Último estudo sobre riscos de deslizamentos em encostas do RJ é de 2012

Após uma sequência de tragédias causadas pela chuva no começo da década, como a da Região Serrana e a do Morro do Bumba, o Departamento de Recursos Minerais (DRM) do Rio fez, em 2012, uma série de cartas de risco de deslizamento de encostas nos municípios fluminenses. Foi o último estudo abrangente no estado, pelo menos a julgar pelas informações disponíveis no site da autarquia na internet. E não há referência alguma a Niterói nesses levantamentos. O DRM foi questionado nesta segunda-feira sobre se havia mapeamentos mais recentes, mas não respondeu.
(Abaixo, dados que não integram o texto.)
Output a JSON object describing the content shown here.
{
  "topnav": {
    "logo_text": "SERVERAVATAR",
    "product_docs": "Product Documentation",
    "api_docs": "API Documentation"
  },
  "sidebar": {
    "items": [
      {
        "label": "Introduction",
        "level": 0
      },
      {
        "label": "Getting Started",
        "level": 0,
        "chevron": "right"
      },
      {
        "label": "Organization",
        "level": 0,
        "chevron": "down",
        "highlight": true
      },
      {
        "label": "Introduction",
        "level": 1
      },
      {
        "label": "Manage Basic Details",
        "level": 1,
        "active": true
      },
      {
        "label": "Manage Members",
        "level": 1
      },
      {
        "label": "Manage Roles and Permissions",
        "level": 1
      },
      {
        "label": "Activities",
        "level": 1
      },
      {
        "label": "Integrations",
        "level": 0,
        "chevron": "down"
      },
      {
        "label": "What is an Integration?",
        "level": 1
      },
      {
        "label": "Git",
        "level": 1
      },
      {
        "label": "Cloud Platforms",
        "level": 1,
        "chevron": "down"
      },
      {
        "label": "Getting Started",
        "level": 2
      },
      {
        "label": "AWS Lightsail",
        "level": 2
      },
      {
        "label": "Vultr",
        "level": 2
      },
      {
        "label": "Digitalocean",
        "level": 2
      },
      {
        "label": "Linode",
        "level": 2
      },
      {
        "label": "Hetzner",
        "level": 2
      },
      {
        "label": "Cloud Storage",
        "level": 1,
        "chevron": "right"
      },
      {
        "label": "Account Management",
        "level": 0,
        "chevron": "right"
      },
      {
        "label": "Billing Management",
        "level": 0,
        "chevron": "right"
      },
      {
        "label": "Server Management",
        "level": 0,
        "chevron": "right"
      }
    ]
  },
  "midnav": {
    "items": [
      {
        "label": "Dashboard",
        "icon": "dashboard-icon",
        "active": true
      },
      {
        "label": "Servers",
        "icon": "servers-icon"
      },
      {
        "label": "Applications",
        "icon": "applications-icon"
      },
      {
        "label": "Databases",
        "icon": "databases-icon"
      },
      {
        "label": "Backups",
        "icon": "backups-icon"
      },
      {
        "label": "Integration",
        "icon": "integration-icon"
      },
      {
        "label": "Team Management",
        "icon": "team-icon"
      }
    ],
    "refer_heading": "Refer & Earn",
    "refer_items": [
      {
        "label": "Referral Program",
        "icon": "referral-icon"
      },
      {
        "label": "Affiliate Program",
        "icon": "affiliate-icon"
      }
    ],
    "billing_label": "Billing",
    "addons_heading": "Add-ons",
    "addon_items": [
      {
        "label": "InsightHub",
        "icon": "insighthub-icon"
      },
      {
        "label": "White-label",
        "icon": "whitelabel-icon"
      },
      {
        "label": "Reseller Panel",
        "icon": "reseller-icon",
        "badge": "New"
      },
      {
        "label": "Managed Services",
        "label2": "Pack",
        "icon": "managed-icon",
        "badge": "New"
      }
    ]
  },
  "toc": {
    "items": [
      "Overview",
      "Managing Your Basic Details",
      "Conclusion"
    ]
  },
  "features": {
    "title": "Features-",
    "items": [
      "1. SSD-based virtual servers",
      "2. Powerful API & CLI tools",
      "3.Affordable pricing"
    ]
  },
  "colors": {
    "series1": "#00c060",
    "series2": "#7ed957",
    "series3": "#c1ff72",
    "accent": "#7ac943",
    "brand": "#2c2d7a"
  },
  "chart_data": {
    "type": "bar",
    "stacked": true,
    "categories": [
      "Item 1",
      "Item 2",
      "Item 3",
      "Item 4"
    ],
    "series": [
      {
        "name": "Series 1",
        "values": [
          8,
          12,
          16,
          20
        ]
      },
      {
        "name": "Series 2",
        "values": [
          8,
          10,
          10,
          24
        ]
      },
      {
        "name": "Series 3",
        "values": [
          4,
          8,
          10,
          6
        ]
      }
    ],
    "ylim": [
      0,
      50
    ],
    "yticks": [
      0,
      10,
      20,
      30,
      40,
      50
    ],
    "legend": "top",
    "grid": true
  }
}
Nos últimos meses, o que o departamento do governo do estado tem apresentado regularmente são relatórios técnicos com a análise da correlação de chuvas com escorregamentos eventuais. Recentemente, o órgão também realizou um estudo pontual, a pedido da prefeitura de Niterói, sobre comunidades do bairro de Jurujuba.

Já o município divulgou nesta segunda uma parte do mapeamento das áreas de risco encomendado à empresa Thalweg Engenharia e Projetos Geológicos, que está em fase final para validação pela Defesa Civil Municipal e pelo DRM. O estudo, diz a prefeitura, classifica a área do desmoronamento no Morro da Boa Esperança como de médio risco, dentro de uma escala que passa por muito alto, alto, médio e baixo. O levantamento completo, que abrange mais de dois mil pontos de Niterói, deve ser divulgado na primeira quinzena de dezembro.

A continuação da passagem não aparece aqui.